Das Solarpaket I wird den Bau und Betrieb von PV-Anlagen deutlich entbürokratisieren.

Die neuen Regelungen werden den Ausbau der Solarenergie weiter beschleunigen.

Sowohl Bundestag als auch Bundesrat haben das Gesetz nun verabschiedet

  • Deutschland strebt an, bis 2045 klimaneutral zu sein.
  • Der Stromsektor soll bis 2035 weitgehend ohne Treibhausgas-Emissionen sein.
  • Die Bundesregierung setzt sich dafür ein, den Ausbau erneuerbarer Energien massiv zu beschleunigen.
  • Bis 2030 sollen mindestens 80 Prozent des Bruttostromverbrauchs aus erneuerbaren Energien stammen.
  • Solarenergie als wichtiger Bestandteil, um die deutschen Klimaziele zu erreichen.
  • Gesetzliche Ausbauziele für Solarenergie im EEG 2023 wurden erhöht.
  • Solarpaket zur Erreichung der höheren Ausbauziele für PV.
  • Ziel: Bis 2030 sollen 215 GW Solarleistung hinzukommen.
  • 2023: Ziel von 9 GW übertroffen, mit 14,6 GW neuen Solaranlagen.
  • 2024: Ziel von 13 GW Zubau.
  • 2025: Ziel von 18 GW Zubau.
  • Ab 2026: Ziel von mehr als 22 GW Zubau.
  • Zubau aus Freiflächen und Dachanlagen jeweils zur Hälfte geplant.
  • Inbetriebnahme von Balkonkraftwerken wird für Bürger einfacher und schneller.
  • Bundesnetzagentur vereinfacht Registrierungsprozess ab 1. April.
  • Wenige, einfach einzugebende Daten erforderlich.
  • Vorherige Anmeldung beim Netzbetreiber entfällt.
  • Bundesnetzagentur informiert automatisch den Netzbetreiber über das neue Balkonkraftwerk.
  • Neue Balkon-PV-Anlagen müssen nicht durch den Einbau eines digitalen Zweirichtungszählers behindert werden.
  • Übergangsweise dürfen die Anlagen weiterhin die alten Ferraris-Zähler nutzen, wobei der Zähler rückwärts läuft, wenn Strom eingespeist wird, was die Stromrechnung senkt.
  • Leistungsfähigere PV-Anlagen sind erlaubt, mit einer installierten Gesamtleistung von bis zu 2000 Watt und einer Wechselrichterleistung von bis zu 800 Voltampere
  • Stromeinspeisung über die Steckdose wird möglich sein (erleichtert Installation)
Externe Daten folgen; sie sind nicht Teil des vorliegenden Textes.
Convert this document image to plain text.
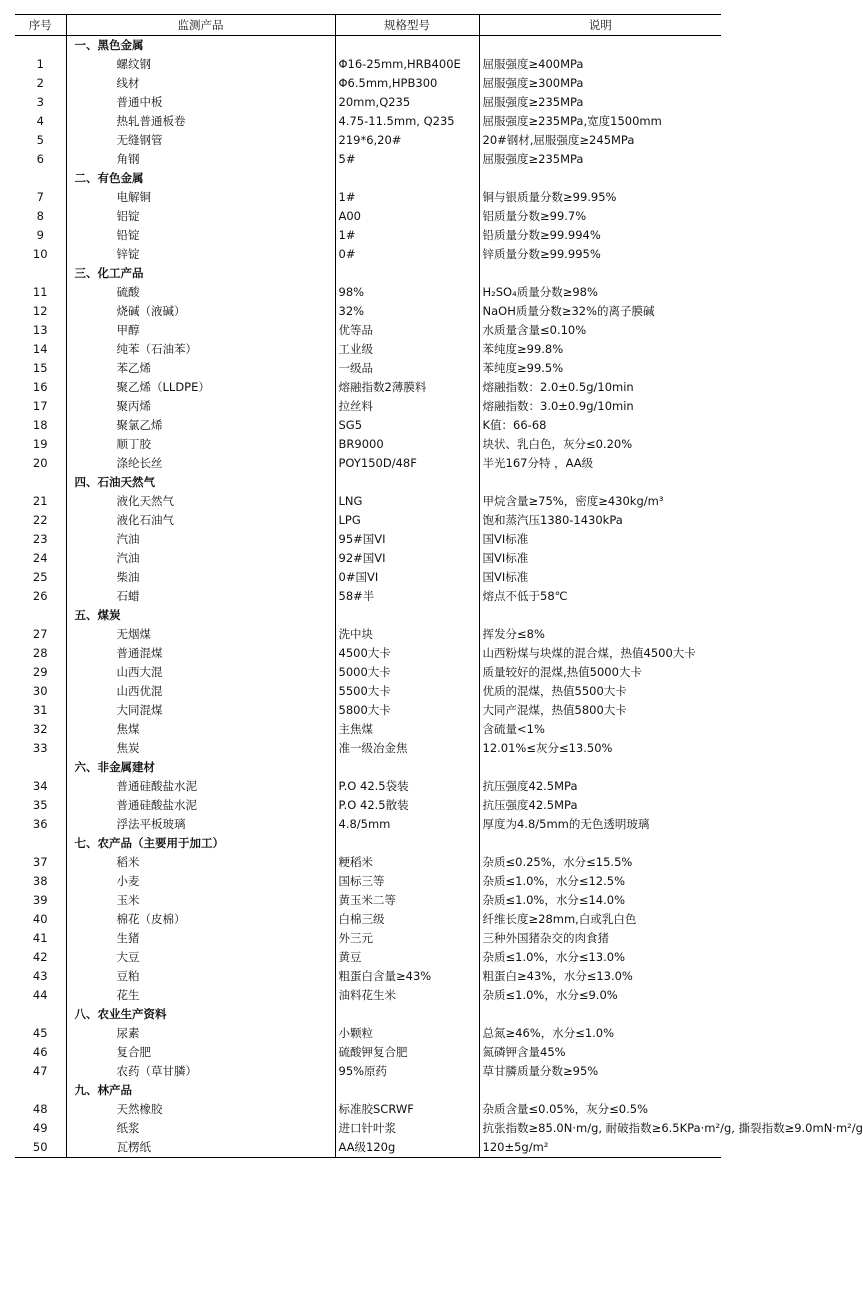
序号	监测产品	规格型号	说明
	一、黑色金属		
1	螺纹钢	Φ16-25mm,HRB400E	屈服强度≥400MPa
2	线材	Φ6.5mm,HPB300	屈服强度≥300MPa
3	普通中板	20mm,Q235	屈服强度≥235MPa
4	热轧普通板卷	4.75-11.5mm, Q235	屈服强度≥235MPa,宽度1500mm
5	无缝钢管	219*6,20#	20#钢材,屈服强度≥245MPa
6	角钢	5#	屈服强度≥235MPa
	二、有色金属		
7	电解铜	1#	铜与银质量分数≥99.95%
8	铝锭	A00	铝质量分数≥99.7%
9	铅锭	1#	铅质量分数≥99.994%
10	锌锭	0#	锌质量分数≥99.995%
	三、化工产品		
11	硫酸	98%	H₂SO₄质量分数≥98%
12	烧碱（液碱）	32%	NaOH质量分数≥32%的离子膜碱
13	甲醇	优等品	水质量含量≤0.10%
14	纯苯（石油苯）	工业级	苯纯度≥99.8%
15	苯乙烯	一级品	苯纯度≥99.5%
16	聚乙烯（LLDPE）	熔融指数2薄膜料	熔融指数：2.0±0.5g/10min
17	聚丙烯	拉丝料	熔融指数：3.0±0.9g/10min
18	聚氯乙烯	SG5	K值：66-68
19	顺丁胶	BR9000	块状、乳白色，灰分≤0.20%
20	涤纶长丝	POY150D/48F	半光167分特 ，AA级
	四、石油天然气		
21	液化天然气	LNG	甲烷含量≥75%，密度≥430kg/m³
22	液化石油气	LPG	饱和蒸汽压1380-1430kPa
23	汽油	95#国VI	国VI标准
24	汽油	92#国VI	国VI标准
25	柴油	0#国VI	国VI标准
26	石蜡	58#半	熔点不低于58℃
	五、煤炭		
27	无烟煤	洗中块	挥发分≤8%
28	普通混煤	4500大卡	山西粉煤与块煤的混合煤，热值4500大卡
29	山西大混	5000大卡	质量较好的混煤,热值5000大卡
30	山西优混	5500大卡	优质的混煤，热值5500大卡
31	大同混煤	5800大卡	大同产混煤，热值5800大卡
32	焦煤	主焦煤	含硫量<1%
33	焦炭	准一级冶金焦	12.01%≤灰分≤13.50%
	六、非金属建材		
34	普通硅酸盐水泥	P.O 42.5袋装	抗压强度42.5MPa
35	普通硅酸盐水泥	P.O 42.5散装	抗压强度42.5MPa
36	浮法平板玻璃	4.8/5mm	厚度为4.8/5mm的无色透明玻璃
	七、农产品（主要用于加工）		
37	稻米	粳稻米	杂质≤0.25%，水分≤15.5%
38	小麦	国标三等	杂质≤1.0%，水分≤12.5%
39	玉米	黄玉米二等	杂质≤1.0%，水分≤14.0%
40	棉花（皮棉）	白棉三级	纤维长度≥28mm,白或乳白色
41	生猪	外三元	三种外国猪杂交的肉食猪
42	大豆	黄豆	杂质≤1.0%，水分≤13.0%
43	豆粕	粗蛋白含量≥43%	粗蛋白≥43%，水分≤13.0%
44	花生	油料花生米	杂质≤1.0%，水分≤9.0%
	八、农业生产资料		
45	尿素	小颗粒	总氮≥46%，水分≤1.0%
46	复合肥	硫酸钾复合肥	氮磷钾含量45%
47	农药（草甘膦）	95%原药	草甘膦质量分数≥95%
	九、林产品		
48	天然橡胶	标准胶SCRWF	杂质含量≤0.05%，灰分≤0.5%
49	纸浆	进口针叶浆	抗张指数≥85.0N·m/g, 耐破指数≥6.5KPa·m²/g, 撕裂指数≥9.0mN·m²/g
50	瓦楞纸	AA级120g	120±5g/m²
  • Einführung der “Gemeinschaftlichen Gebäudeversorgung”, Mieter haben Zugang zu günstigeren Solarstrom (von Dächern, Garagen oder Batteriespeichern)
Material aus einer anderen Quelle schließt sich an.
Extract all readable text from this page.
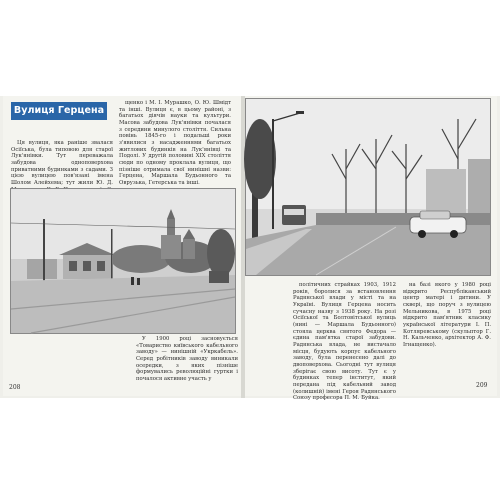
Вулиця Герцена

Ця вулиця, яка раніше звалася Осіїська, була типовою для старої Лук'янівки. Тут переважала забудова одноповерхова приватними будинками з садами. З цією вулицею пов'язані імена Шолом Алейхема; тут жили Ю. Д.

щенко і М. І. Мурашко, О. Ю. Шмідт та інші. Вулиця є, в цьому районі, з багатьох діячів науки та культури. Масова забудова Лук'янівки почалася з середини минулого століття. Сильна повінь 1845-го і подальшi роки з'явилися з насадженнями багатьох житлових будинків на Лук'янівці та Подолі. У другiй половині XIX століття сюди по одному проклала вулиця, що пізніше отримала свої нинішні назви: Герцена, Маршала Будьонного та Оврузька, Гетерська та інші.

У 1900 році засновується «Товариство київського кабельного заводу» — нинішній «Укркабель». Серед робітників заводу виникали осередки, з яких пізніше формувались революційні гуртки і почалося активне участь у

208

політичних страйках 1903, 1912 років, боролися за встановлення Радянської влади у місті та на Україні. Вулиця Герцена носить сучасну назву з 1938 року. На розі Осіїської та Болтовітської вулиць (нині — Маршала Будьонного) стояла церква святого Федора — єдина пам'ятка старої забудови. Радянська влада, не вистачало місця, будують корпус кабельного заводу, була перенесено далі до двоповерхова. Сьогодні тут вулиця зберігає свою висоту. Тут є у будинках тепер інститут, який передана під кабельний завод (колишній) імені Героя Радянського Союзу професора П. М. Буйка.

на базі якого у 1980 році відкрито Республіканський центр матері і дитини. У сквері, що поруч з вулицею Мельникова, в 1975 році відкрито пам'ятник класику української літератури І. П. Котляревському (скульптор Г. Н. Кальченко, архітектор А. Ф. Ігнащенко).

209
  • Der komplizierte Umweg über die Einspeisung des PV-Stroms ins allgemeine Stromnetz entfällt.
  • Mieter haben die Möglichkeit, einen günstigen Ergänzungstarif für Strom abzuschließen.
  • Förderung von Mieterstrom auch auf Gewerbegebäuden und Nebenanlagen wie Garagen.
  • Möglichkeit zur Zusammenfassung mehrerer Anlagen.
  • Das vermeidet unverhältnismäßige technische Anforderungen 
  • Anlagen mit einer installierten Leistung von mehr als 100 Kilowatt bisher zur Direktvermarktung verpflichtet, aber das ändert sich.
  • Weitergabe von Überschussmengen an Netzbetreiber künftig ohne Vergütung und ohne Direktvermarktungskosten.
  • Das soll Anlagenbetreiber mit hohem Eigenverbrauch motivieren, mehr PV auf großen Dächern zu installieren.
  • Die Einspeisevergütung für gewerbliche Dach-PV-Anlagen bis 750 Kilowatt wird angehoben.
  • Das Paket regelt den nachhaltigeren Ausbau von Solarparks, ohne mehr freie Flächen zu verbrauchen.
  • Förderung für kombinierte Nutzung von Flächen für Landwirtschaft und PV-Modulen – die Agri-PV.
  • Agri-PV ermöglicht mehrfache Nutzung von Flächen und wahrt gleichzeitig landwirtschaftliche Interessen.
  • Förderung von PV-Anlagen auf Parkplätzen.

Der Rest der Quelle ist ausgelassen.